Que fácil para Joxean Fernández, conhecido na praça pela alcunha de Matxín, ter fôlego e fartura de certeza no cume de Angliru, fresco por não lhe competir pedalar, para dizer agora sim, "estamos todos com o João", ora bem, palavras de diretor para quem dirige escassos minutos volvidos do João de quem falava ser um João estrondoso, histórico e indomável a tomar de assalto a "subida mais difícil do mundo", estas as palavras dele, do português que pôs a sua cara de possuído e puxou por Jonas Vingegaard com tamanha pujança que o extraterrestre dinamarquês se manteve na sua ronda em vez de tentar despegar dela.
A fenomenal vitória de João Almeida no pico da Vuelta nas Astúrias, na sexta-feira, arrancou do chefe da desgarrada UAE Emirates uma raridade. Para fora ainda não demonstrara até então querer encurtar a rédea a Juan Ayuso e aos restantes preocupados com zarpar em fugas para ganharem etapas sozinhos, deixando o português solitário só com o seu esforço, sem o trabalho coletivo que enfim teve, a sério, nesta 14.ª etapa que era para atacar o alto da La Farrapona.
Sem as abissais pendentes da véspera, mas acabando a mais de 1700 metros, o líder já sem espinhas da UAE teve a equipa a pedalar a bem dele, com a etapa a empinar, até o próprio Ayuso, já com destino selado para mudar de equipa, predispôs-se a servir o português, cravando um ritmo ao pelotão que fatiou bicicletas à maralha a cada pedalada na perseguição aos fugitivos que sobravam das naifadas que a subida a San Lorenzo, a primeira de 1.ª categoria da tirada, deu ao grupo de teimosos fugitivos.
Quando o espanhol largou o trabalho e se deixou ir, sobravam à volta de 15 ciclistas (todos os 10 primeiros da geral, à exceção de Giulio Ciccone) no que à falta de melhor se continuou a chamar pelotão.

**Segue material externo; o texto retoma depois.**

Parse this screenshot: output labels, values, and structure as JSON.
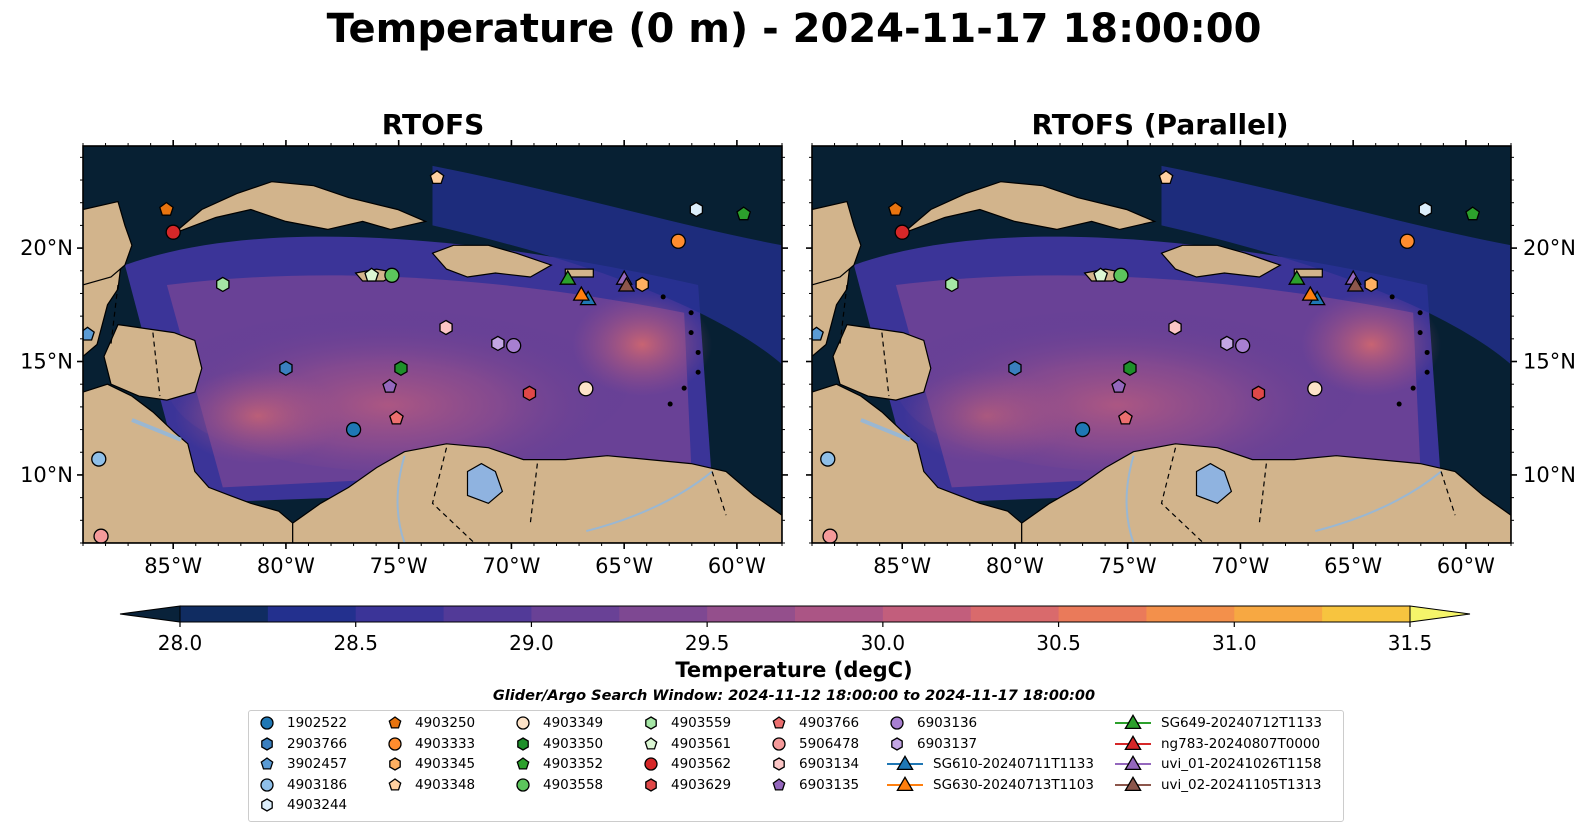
{
  "suptitle": "Temperature (0 m) - 2024-11-17 18:00:00",
  "panels": [
    {
      "title": "RTOFS"
    },
    {
      "title": "RTOFS (Parallel)"
    }
  ],
  "colors": {
    "ocean_deep": "#072033",
    "land": "#d2b48c",
    "lake": "#8fb3e0",
    "rivers": "#9ab7d2",
    "cmap": [
      "#09223a",
      "#102c61",
      "#23308e",
      "#3b3498",
      "#523a98",
      "#694196",
      "#7e4892",
      "#944f8c",
      "#ab5585",
      "#c25e7c",
      "#d96a6c",
      "#ea7a5a",
      "#f3904b",
      "#f7a842",
      "#f7c43f",
      "#f5e24a"
    ]
  },
  "chart_data": {
    "type": "heatmap",
    "map_extent": {
      "lon": [
        -89,
        -58
      ],
      "lat": [
        7,
        24.5
      ]
    },
    "xticks": [
      "85°W",
      "80°W",
      "75°W",
      "70°W",
      "65°W",
      "60°W"
    ],
    "xtick_values": [
      -85,
      -80,
      -75,
      -70,
      -65,
      -60
    ],
    "yticks": [
      "10°N",
      "15°N",
      "20°N"
    ],
    "ytick_values": [
      10,
      15,
      20
    ],
    "colorbar": {
      "label": "Temperature (degC)",
      "range": [
        28.0,
        31.5
      ],
      "step": 0.25,
      "ticks": [
        "28.0",
        "28.5",
        "29.0",
        "29.5",
        "30.0",
        "30.5",
        "31.0",
        "31.5"
      ],
      "tick_values": [
        28.0,
        28.5,
        29.0,
        29.5,
        30.0,
        30.5,
        31.0,
        31.5
      ],
      "extend": "both"
    },
    "legend": {
      "title": "Glider/Argo Search Window: 2024-11-12 18:00:00 to 2024-11-17 18:00:00",
      "columns": [
        [
          {
            "name": "1902522",
            "marker": "circle",
            "color": "#1f77b4"
          },
          {
            "name": "2903766",
            "marker": "hexagon",
            "color": "#3a7fbf"
          },
          {
            "name": "3902457",
            "marker": "pentagon",
            "color": "#5a9bd5"
          },
          {
            "name": "4903186",
            "marker": "circle",
            "color": "#8fbfe8"
          },
          {
            "name": "4903244",
            "marker": "hexagon",
            "color": "#dceefb"
          }
        ],
        [
          {
            "name": "4903250",
            "marker": "pentagon",
            "color": "#e8740f"
          },
          {
            "name": "4903333",
            "marker": "circle",
            "color": "#ff8c2e"
          },
          {
            "name": "4903345",
            "marker": "hexagon",
            "color": "#ffb061"
          },
          {
            "name": "4903348",
            "marker": "pentagon",
            "color": "#ffd0a0"
          }
        ],
        [
          {
            "name": "4903349",
            "marker": "circle",
            "color": "#fde3c8"
          },
          {
            "name": "4903350",
            "marker": "hexagon",
            "color": "#1e8f2a"
          },
          {
            "name": "4903352",
            "marker": "pentagon",
            "color": "#2ca02c"
          },
          {
            "name": "4903558",
            "marker": "circle",
            "color": "#5cc55c"
          }
        ],
        [
          {
            "name": "4903559",
            "marker": "hexagon",
            "color": "#a5e6a5"
          },
          {
            "name": "4903561",
            "marker": "pentagon",
            "color": "#dcf7d4"
          },
          {
            "name": "4903562",
            "marker": "circle",
            "color": "#d62728"
          },
          {
            "name": "4903629",
            "marker": "hexagon",
            "color": "#e04848"
          }
        ],
        [
          {
            "name": "4903766",
            "marker": "pentagon",
            "color": "#ec6f6f"
          },
          {
            "name": "5906478",
            "marker": "circle",
            "color": "#f59a9a"
          },
          {
            "name": "6903134",
            "marker": "hexagon",
            "color": "#fcc6c6"
          },
          {
            "name": "6903135",
            "marker": "pentagon",
            "color": "#9467bd"
          }
        ],
        [
          {
            "name": "6903136",
            "marker": "circle",
            "color": "#a77fd0"
          },
          {
            "name": "6903137",
            "marker": "hexagon",
            "color": "#c3a6e4"
          },
          {
            "name": "SG610-20240711T1133",
            "marker": "triangle-line",
            "color": "#1f77b4"
          },
          {
            "name": "SG630-20240713T1103",
            "marker": "triangle-line",
            "color": "#ff7f0e"
          }
        ],
        [
          {
            "name": "SG649-20240712T1133",
            "marker": "triangle-line",
            "color": "#2ca02c"
          },
          {
            "name": "ng783-20240807T0000",
            "marker": "triangle-line",
            "color": "#d62728"
          },
          {
            "name": "uvi_01-20241026T1158",
            "marker": "triangle-line",
            "color": "#9467bd"
          },
          {
            "name": "uvi_02-20241105T1313",
            "marker": "triangle-line",
            "color": "#8c564b"
          }
        ]
      ]
    },
    "points": [
      {
        "name": "1902522",
        "lon": -77.0,
        "lat": 12.0
      },
      {
        "name": "2903766",
        "lon": -80.0,
        "lat": 14.7
      },
      {
        "name": "3902457",
        "lon": -88.8,
        "lat": 16.2
      },
      {
        "name": "4903186",
        "lon": -88.3,
        "lat": 10.7
      },
      {
        "name": "4903244",
        "lon": -61.8,
        "lat": 21.7
      },
      {
        "name": "4903250",
        "lon": -85.3,
        "lat": 21.7
      },
      {
        "name": "4903333",
        "lon": -62.6,
        "lat": 20.3
      },
      {
        "name": "4903345",
        "lon": -64.2,
        "lat": 18.4
      },
      {
        "name": "4903348",
        "lon": -73.3,
        "lat": 23.1
      },
      {
        "name": "4903349",
        "lon": -66.7,
        "lat": 13.8
      },
      {
        "name": "4903350",
        "lon": -74.9,
        "lat": 14.7
      },
      {
        "name": "4903352",
        "lon": -59.7,
        "lat": 21.5
      },
      {
        "name": "4903558",
        "lon": -75.3,
        "lat": 18.8
      },
      {
        "name": "4903559",
        "lon": -82.8,
        "lat": 18.4
      },
      {
        "name": "4903561",
        "lon": -76.2,
        "lat": 18.8
      },
      {
        "name": "4903562",
        "lon": -85.0,
        "lat": 20.7
      },
      {
        "name": "4903629",
        "lon": -69.2,
        "lat": 13.6
      },
      {
        "name": "4903766",
        "lon": -75.1,
        "lat": 12.5
      },
      {
        "name": "5906478",
        "lon": -88.2,
        "lat": 7.3
      },
      {
        "name": "6903134",
        "lon": -72.9,
        "lat": 16.5
      },
      {
        "name": "6903135",
        "lon": -75.4,
        "lat": 13.9
      },
      {
        "name": "6903136",
        "lon": -69.9,
        "lat": 15.7
      },
      {
        "name": "6903137",
        "lon": -70.6,
        "lat": 15.8
      },
      {
        "name": "SG610-20240711T1133",
        "lon": -66.6,
        "lat": 17.7
      },
      {
        "name": "SG630-20240713T1103",
        "lon": -66.9,
        "lat": 17.9
      },
      {
        "name": "SG649-20240712T1133",
        "lon": -67.5,
        "lat": 18.6
      },
      {
        "name": "uvi_01-20241026T1158",
        "lon": -65.0,
        "lat": 18.6
      },
      {
        "name": "uvi_02-20241105T1313",
        "lon": -64.9,
        "lat": 18.3
      }
    ]
  }
}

Quando iniciaram a ascensão final, neste dia que era o hoje a partir do qual Matxín garantira "não vamos estar nas fugas", havia Marc Soler, com a licra da UAE, a puxar pela fuga do dia, uma contradição com rodas na equipa que lá atrás, já na inclinação média de 5,3% da La Farrapona, tinha Jay Vine e Felix Großschartner a laborarem por João Almeida. Pode ter sido um bluff, as bicicletas também pode ter mind games, a menos de cinco quilómetros da meta ainda restava a solidão de Soler na frente.
Mais premente nas atenções de João Almeida era manter-se perto, caso não fosse possível fugir-lhes no alcatrão, de Jonas Vingegaard, o camisola vermelha com quem se teve de preocupar sozinho nos 2,5 quilómetros finais, após as pernas de Großschartner cederem. A prioridade do português era se não fosse possível encurtar, pelo menos manter a perseguição ao dinamarquês nos 46 segundos. Percebendo que a etapa já não seria deles, sobravam as possíveis bonificações.
E Hindley deu um esticão no grupo, João foi atrás, Jonas naturalmente acompanhou e de novo na sombra do português, teimoso e persistente como na véspera. A tirada seria mesmo para Marc Soler, a quarta que venceu na sua história pessoal com a Vuelta, a sétima para a UAE Emirates que vendera ao mundo já não estar aí para fugas. Com cara de sofrimento, boca aberta e dentes de fora, Almeida foi quem atacou os dois segundos de retribuição que dariam um 2.º lugar, mas, ao contrário de Angliru, o líder da corrida fez-se sorrateiro e ultrapassou João nas últimas.
Assim a curta diferença entre Vingegaard e o batalhador português que o persegue engordou ligeiramente, para os 48 segundos, no dia em que a equipa de João Almeida que se ia deixar de fugas chegou aos 50% das etapas desta Vuelta ganhas ao mostrar que as palavras de quem a chefia, pelos vistos, não são de fiar.